The Bureau of Reclamation, slimmer now after former chief Dan Beard cut 1,500 from its workforce and $107 million from a $911 million budget, has a new boss.


"I don't have any agendas," says Commissioner Eluid Martinez, who worked as New Mexico's state engineer for four years. "I just want to do a good job for the West."


But environmentalists worry that if he does make waves, they might slosh in the wrong direction. They're concerned about his support for selling off small-scale water projects, and point to the 21 years he worked under the former New Mexico state engineer, Steve Reynolds, whom Martinez calls "the last of the great water buffaloes of the West."

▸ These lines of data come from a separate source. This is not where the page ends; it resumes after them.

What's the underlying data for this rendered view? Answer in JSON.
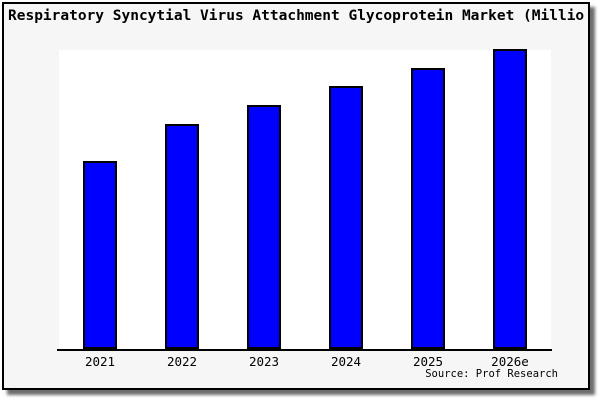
{
  "header": {
    "title": "Respiratory Syncytial Virus Attachment Glycoprotein Market (Millio"
  },
  "footer": {
    "source": "Source: Prof Research"
  },
  "colors": {
    "bar_fill": "#0000ff",
    "bar_border": "#000000",
    "axis": "#000000",
    "frame_border": "#000000",
    "frame_bg": "#f6f6f6",
    "plot_bg": "#ffffff",
    "shadow": "#6e6e6e",
    "text": "#000000"
  },
  "chart_data": {
    "type": "bar",
    "title": "Respiratory Syncytial Virus Attachment Glycoprotein Market (Millio",
    "categories": [
      "2021",
      "2022",
      "2023",
      "2024",
      "2025",
      "2026e"
    ],
    "values": [
      62.7,
      75.0,
      81.3,
      87.7,
      93.7,
      100.0
    ],
    "values_note": "No y-axis, gridlines or value labels are shown in the image; values are relative bar heights expressed as percent of the tallest (2026e) bar",
    "xlabel": "",
    "ylabel": "",
    "ylim": [
      0,
      100
    ],
    "grid": false,
    "legend": false,
    "y_axis_visible": false,
    "source": "Source: Prof Research"
  }
}
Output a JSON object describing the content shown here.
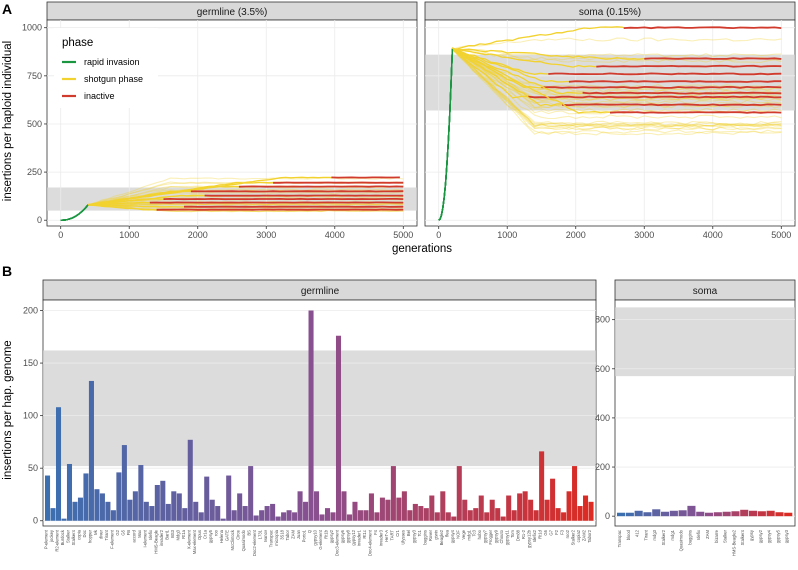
{
  "figure": {
    "panel_a_letter": "A",
    "panel_b_letter": "B"
  },
  "chart_data": [
    {
      "type": "line",
      "panel": "A",
      "ylabel": "insertions per haploid individual",
      "xlabel": "generations",
      "xlim": [
        -200,
        5200
      ],
      "ylim": [
        -30,
        1040
      ],
      "x_ticks": [
        0,
        1000,
        2000,
        3000,
        4000,
        5000
      ],
      "y_ticks": [
        0,
        250,
        500,
        750,
        1000
      ],
      "grid": true,
      "legend": {
        "title": "phase",
        "placement": "top-left",
        "entries": [
          {
            "label": "rapid invasion",
            "color": "#1a9641"
          },
          {
            "label": "shotgun phase",
            "color": "#f2d22e"
          },
          {
            "label": "inactive",
            "color": "#d13b2e"
          }
        ]
      },
      "facets": [
        {
          "name": "germline (3.5%)",
          "band": [
            50,
            170
          ],
          "invasion_end_gen": 400,
          "invasion_end_value": 80,
          "trajectories": [
            {
              "final": 222,
              "inactive_from": 3950
            },
            {
              "final": 195,
              "inactive_from": 3100
            },
            {
              "final": 175,
              "inactive_from": 2600
            },
            {
              "final": 150,
              "inactive_from": 1900
            },
            {
              "final": 128,
              "inactive_from": 2100
            },
            {
              "final": 110,
              "inactive_from": 1500
            },
            {
              "final": 92,
              "inactive_from": 1300
            },
            {
              "final": 70,
              "inactive_from": 1800
            },
            {
              "final": 55,
              "inactive_from": 1400
            }
          ]
        },
        {
          "name": "soma (0.15%)",
          "band": [
            570,
            860
          ],
          "invasion_end_gen": 200,
          "invasion_end_value": 890,
          "trajectories": [
            {
              "final": 1000,
              "inactive_from": 2700
            },
            {
              "final": 840,
              "inactive_from": 3000
            },
            {
              "final": 800,
              "inactive_from": 2300
            },
            {
              "final": 760,
              "inactive_from": 1600
            },
            {
              "final": 720,
              "inactive_from": 1900
            },
            {
              "final": 690,
              "inactive_from": 1500
            },
            {
              "final": 660,
              "inactive_from": 2100
            },
            {
              "final": 640,
              "inactive_from": 1300
            },
            {
              "final": 600,
              "inactive_from": 1800
            },
            {
              "final": 560,
              "inactive_from": 2500
            }
          ]
        }
      ]
    },
    {
      "type": "bar",
      "panel": "B",
      "ylabel": "insertions per hap. genome",
      "facets": [
        {
          "name": "germline",
          "ylim": [
            -5,
            210
          ],
          "y_ticks": [
            0,
            50,
            100,
            150,
            200
          ],
          "band": [
            52,
            162
          ],
          "color_start": "#3b6fb0",
          "color_mid": "#8a4f8f",
          "color_end": "#dc2b22",
          "categories": [
            "P-element",
            "jockey",
            "R2-element",
            "Burdock",
            "Stalker",
            "Stalker4",
            "copia",
            "Doc",
            "hopper",
            "Ivk",
            "diver",
            "Tirant",
            "F-element",
            "G2",
            "G5",
            "FB",
            "accord",
            "Max",
            "I-element",
            "Idefix",
            "HMS-Beagle",
            "invader2",
            "Bari1",
            "BS3",
            "Mdg3",
            "Rt1a",
            "X-element",
            "Max-element",
            "Opus",
            "Cr1a",
            "gypsy5",
            "roo",
            "Helena",
            "GATE",
            "McClintock",
            "Circe",
            "Quasimodo",
            "BS",
            "Doc2-element",
            "1731",
            "Ivanov",
            "Transpac",
            "micropia",
            "3S18",
            "Tabor",
            "ZAM",
            "Juan",
            "Porto1",
            "Q",
            "gypsy10",
            "G-element",
            "Rt1b",
            "gypsy2",
            "Doc3-element",
            "gypsy6",
            "gypsy8",
            "gypsy12",
            "invader1",
            "Rt1c",
            "Doc4-element",
            "F4",
            "invader3",
            "HeT-A",
            "TART",
            "Cr1",
            "Ulysses",
            "Bel",
            "gypsy3",
            "Tc1",
            "baggins",
            "Rover",
            "gtwin",
            "Beagle2",
            "flea",
            "gypsy4",
            "NOF",
            "Vege",
            "mdg1",
            "Tc3",
            "hobo",
            "gypsy7",
            "Frogger",
            "gypsy9",
            "Chouto",
            "gypsy11",
            "Tom",
            "Dm88",
            "R1-2",
            "gypsy12b",
            "Idefix2",
            "Rt1d",
            "G6",
            "G7",
            "F2",
            "F3",
            "roo2",
            "Stalker2",
            "copia2",
            "ZAM2",
            "Tabor2"
          ],
          "values": [
            43,
            12,
            108,
            2,
            54,
            18,
            22,
            45,
            133,
            30,
            26,
            18,
            10,
            46,
            72,
            20,
            28,
            53,
            18,
            14,
            34,
            38,
            16,
            28,
            26,
            12,
            77,
            18,
            8,
            42,
            20,
            14,
            2,
            43,
            10,
            26,
            14,
            52,
            5,
            10,
            14,
            16,
            4,
            8,
            10,
            8,
            28,
            18,
            200,
            28,
            6,
            12,
            8,
            176,
            28,
            6,
            18,
            10,
            10,
            26,
            8,
            22,
            20,
            52,
            22,
            28,
            10,
            16,
            14,
            12,
            24,
            8,
            28,
            8,
            4,
            52,
            20,
            10,
            12,
            24,
            8,
            20,
            12,
            4,
            24,
            10,
            26,
            28,
            20,
            10,
            66,
            20,
            40,
            12,
            8,
            28,
            52,
            14,
            24,
            18
          ]
        },
        {
          "name": "soma",
          "ylim": [
            -40,
            880
          ],
          "y_ticks": [
            0,
            200,
            400,
            600,
            800
          ],
          "band": [
            570,
            850
          ],
          "categories": [
            "Transpac",
            "blood",
            "412",
            "Tirant",
            "mdg3",
            "Stalker2",
            "mdg1",
            "Quasimodo",
            "baggins",
            "Idefix",
            "ZAM",
            "bizarre",
            "Stalker",
            "HMS-Beagle2",
            "Stalker4",
            "gypsy",
            "gypsy2",
            "gypsy4",
            "gypsy5",
            "gypsy3"
          ],
          "values": [
            14,
            14,
            22,
            16,
            28,
            18,
            22,
            24,
            42,
            18,
            14,
            16,
            18,
            20,
            26,
            22,
            20,
            22,
            16,
            14
          ]
        }
      ]
    }
  ]
}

"I learned just about everything I know about water administration from (Reynolds)," says Martinez.


That has David Henderson, director of the New Mexico state Audubon Society, concerned. "I never saw him as much of an administrator and now he's running a big agency," he says. However, Martinez supported an unsuccessful attempt to pass an instream flow law for New Mexico, Henderson says.


Martinez, in an interview, said he also sometimes crossed developers in New Mexico, halting one water-guzzling golf course and housing development near Taos. As for Animas-LaPlata, the West's long-delayed last dam, Martinez said while he supported it as a state engineer, he preferred not to comment as head of BuRec.